Teaching as An Act of Translation: Reflections from Professor Emilia Bachrach
Assistant Professor of Religion and Gender, Sexuality, and Feminist Studies Emilia Bachrach uses her classroom as a space for interdependent learning as well as reflection on her own research.
Professor Emilia Bachrach is no stranger to the research areas she approaches in her upcoming publications, which include a monograph on practices of religious reading in Pushtimargi Hinduism as well as a book of translations from an 18th-century manuscript, In the Service of Krishna. Her ethnographic work in Western India began as part of an undergraduate study away program in Varanasi, India, where she studied women’s performance of devotional songs to the deity Krishna.

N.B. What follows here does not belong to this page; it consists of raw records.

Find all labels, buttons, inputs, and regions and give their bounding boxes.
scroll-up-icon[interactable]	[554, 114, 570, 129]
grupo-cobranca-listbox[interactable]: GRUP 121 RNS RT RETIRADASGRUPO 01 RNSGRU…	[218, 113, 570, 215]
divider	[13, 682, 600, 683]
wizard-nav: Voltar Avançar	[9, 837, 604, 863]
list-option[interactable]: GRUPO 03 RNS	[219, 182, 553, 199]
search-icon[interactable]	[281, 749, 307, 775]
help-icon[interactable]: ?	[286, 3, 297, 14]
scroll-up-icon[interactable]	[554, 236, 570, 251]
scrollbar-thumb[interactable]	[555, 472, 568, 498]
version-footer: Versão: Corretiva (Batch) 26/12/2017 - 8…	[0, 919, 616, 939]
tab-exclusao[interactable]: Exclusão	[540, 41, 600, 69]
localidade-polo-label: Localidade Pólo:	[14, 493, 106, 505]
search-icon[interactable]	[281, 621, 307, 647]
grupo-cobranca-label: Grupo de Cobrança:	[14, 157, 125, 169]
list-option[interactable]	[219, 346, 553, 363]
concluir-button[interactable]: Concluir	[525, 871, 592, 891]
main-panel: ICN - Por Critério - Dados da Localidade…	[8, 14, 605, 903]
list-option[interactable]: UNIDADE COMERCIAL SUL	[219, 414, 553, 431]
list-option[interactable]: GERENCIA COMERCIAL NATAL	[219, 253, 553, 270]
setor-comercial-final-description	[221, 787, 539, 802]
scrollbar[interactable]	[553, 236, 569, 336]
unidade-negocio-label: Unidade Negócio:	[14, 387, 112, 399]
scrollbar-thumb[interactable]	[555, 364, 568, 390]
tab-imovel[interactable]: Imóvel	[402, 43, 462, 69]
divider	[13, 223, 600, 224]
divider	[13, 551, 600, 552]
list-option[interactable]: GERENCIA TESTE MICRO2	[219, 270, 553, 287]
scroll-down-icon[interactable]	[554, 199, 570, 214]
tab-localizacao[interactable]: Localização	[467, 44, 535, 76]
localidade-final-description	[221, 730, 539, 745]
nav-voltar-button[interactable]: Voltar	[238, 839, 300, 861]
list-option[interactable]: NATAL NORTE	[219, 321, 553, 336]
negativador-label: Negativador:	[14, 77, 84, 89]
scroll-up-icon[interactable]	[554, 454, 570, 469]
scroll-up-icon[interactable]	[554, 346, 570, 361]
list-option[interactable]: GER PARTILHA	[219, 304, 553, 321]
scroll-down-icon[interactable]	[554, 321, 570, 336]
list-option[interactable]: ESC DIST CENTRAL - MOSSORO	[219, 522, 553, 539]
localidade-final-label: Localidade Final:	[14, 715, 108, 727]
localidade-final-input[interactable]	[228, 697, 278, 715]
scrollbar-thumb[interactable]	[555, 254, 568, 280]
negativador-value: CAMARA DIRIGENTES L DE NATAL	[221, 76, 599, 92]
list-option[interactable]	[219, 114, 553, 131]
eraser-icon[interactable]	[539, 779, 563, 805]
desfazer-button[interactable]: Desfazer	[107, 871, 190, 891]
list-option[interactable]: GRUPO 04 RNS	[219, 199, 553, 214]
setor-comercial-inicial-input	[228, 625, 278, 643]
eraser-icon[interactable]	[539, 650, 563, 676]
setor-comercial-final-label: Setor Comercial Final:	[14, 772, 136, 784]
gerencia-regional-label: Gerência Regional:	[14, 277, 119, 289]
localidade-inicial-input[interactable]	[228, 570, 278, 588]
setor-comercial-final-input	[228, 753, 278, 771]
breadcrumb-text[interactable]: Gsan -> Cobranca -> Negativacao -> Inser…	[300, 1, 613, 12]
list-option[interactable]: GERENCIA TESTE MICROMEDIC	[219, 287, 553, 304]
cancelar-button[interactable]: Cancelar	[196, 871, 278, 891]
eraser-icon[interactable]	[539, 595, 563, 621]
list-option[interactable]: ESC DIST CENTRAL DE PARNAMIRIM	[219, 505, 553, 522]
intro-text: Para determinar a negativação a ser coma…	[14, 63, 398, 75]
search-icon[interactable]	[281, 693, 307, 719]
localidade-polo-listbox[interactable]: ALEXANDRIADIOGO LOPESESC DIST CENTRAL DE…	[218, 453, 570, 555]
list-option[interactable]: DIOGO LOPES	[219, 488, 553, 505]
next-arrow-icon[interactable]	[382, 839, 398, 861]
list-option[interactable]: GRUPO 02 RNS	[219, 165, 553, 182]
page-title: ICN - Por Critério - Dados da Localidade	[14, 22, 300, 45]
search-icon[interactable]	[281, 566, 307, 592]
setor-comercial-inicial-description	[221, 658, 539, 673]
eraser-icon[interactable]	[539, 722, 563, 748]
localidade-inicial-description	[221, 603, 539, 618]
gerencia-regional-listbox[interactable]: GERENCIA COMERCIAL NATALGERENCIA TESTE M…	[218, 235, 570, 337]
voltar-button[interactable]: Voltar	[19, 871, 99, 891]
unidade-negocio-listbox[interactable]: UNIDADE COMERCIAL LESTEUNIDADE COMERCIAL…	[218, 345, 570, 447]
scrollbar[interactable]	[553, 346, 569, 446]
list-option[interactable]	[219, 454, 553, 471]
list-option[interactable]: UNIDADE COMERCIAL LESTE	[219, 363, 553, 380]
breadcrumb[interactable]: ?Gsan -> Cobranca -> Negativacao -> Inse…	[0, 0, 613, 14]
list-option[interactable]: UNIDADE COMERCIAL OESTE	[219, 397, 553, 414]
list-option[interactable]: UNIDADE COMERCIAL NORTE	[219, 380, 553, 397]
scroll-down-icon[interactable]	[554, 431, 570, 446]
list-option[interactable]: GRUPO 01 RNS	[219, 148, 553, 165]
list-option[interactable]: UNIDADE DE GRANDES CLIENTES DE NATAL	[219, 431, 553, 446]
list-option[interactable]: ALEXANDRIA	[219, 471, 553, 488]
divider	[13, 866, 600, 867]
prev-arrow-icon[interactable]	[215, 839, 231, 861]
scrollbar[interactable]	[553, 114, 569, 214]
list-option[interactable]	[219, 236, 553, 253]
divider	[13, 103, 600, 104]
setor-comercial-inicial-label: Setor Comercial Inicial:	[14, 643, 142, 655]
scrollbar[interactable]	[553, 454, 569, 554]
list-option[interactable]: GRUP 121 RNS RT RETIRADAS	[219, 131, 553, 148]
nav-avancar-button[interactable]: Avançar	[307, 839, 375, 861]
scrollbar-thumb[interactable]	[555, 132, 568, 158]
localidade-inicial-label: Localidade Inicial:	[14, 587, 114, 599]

Since this first research stint, Bachrach has returned to India each year—devoting her adult life to a continuum of return, reflection, and refinement of existing intellectual and research projects.
Bachrach’s research focuses on analyzing religious texts, including oral and written texts in early modern and modern languages as well as conducting ethnographic work in Western India. At Oberlin, she teaches courses on topics such as religion, gender, and sexuality in India (one course is aptly named such) and Hindu religious practice.
Bachrach studies not just what, but how and why people engage in religious practices, which she says is the heart of where her current and ongoing projects lie. “I approach religious reading as a kind of lived, performative practice which I argue is inherently embedded in people’s everyday lives—the ways in which they make and remake their social, familial, and devotional worlds.”
Her most recent publication was featured in the Journal of Hindu Studies, titled “In the Seat of Authority: Debating Temple Spaces and Community Identity in a Vaiṣṇava Sampradāy of Contemporary Gujarat,” in which she unpacks the complex history and contemporary political ramifications of constructing public places of worship in Gujarat.
But her research on temple renovation efforts carried out by an increasingly shifting, economically privileged urban demographic reaches far outside the realm of academic discourse. She says, “These discussions are absolutely not specific to academic debates—they are widespread, daily debates in the media in south Asia and affect people’s lives on a very visceral level.”
Although she has decades of experience in the field, Bachrach says that her classrooms in Oberlin allow her to step back, take off her “research hat,” and explore feminist research theory and methods with her students as they approach them for the first time. “Teaching, especially in Feminist Research Methodologies, has helped me clarify roadblocks I’ve come up against in the field and reapproach them, theorizing them more clearly.”
Through interactions with her students, Bachrach says she engages in a sort of meta-translation by adapting literature so that it is useful to them.
“My favorite thing about my students is their sincerity. They really want to make use of material that I teach, not only academically but in their everyday lives and activist endeavors. The sincerity and enthusiasm of Oberlin students really stands out.”
By participating in a reciprocal learning endeavor—translating course material for her students, but also accompanying them on their primary engagements with feminist methodologies—Bachrach continues the most important part of her own writing practice in the classroom: a daily, dedicated practice of translation and retranslation.
“Thinking conceptually about my research happens all the time, every day. In the classroom, I’m inspired as I read new literature with my students and with other conversation partners. And of course, I take advantage of breaks.”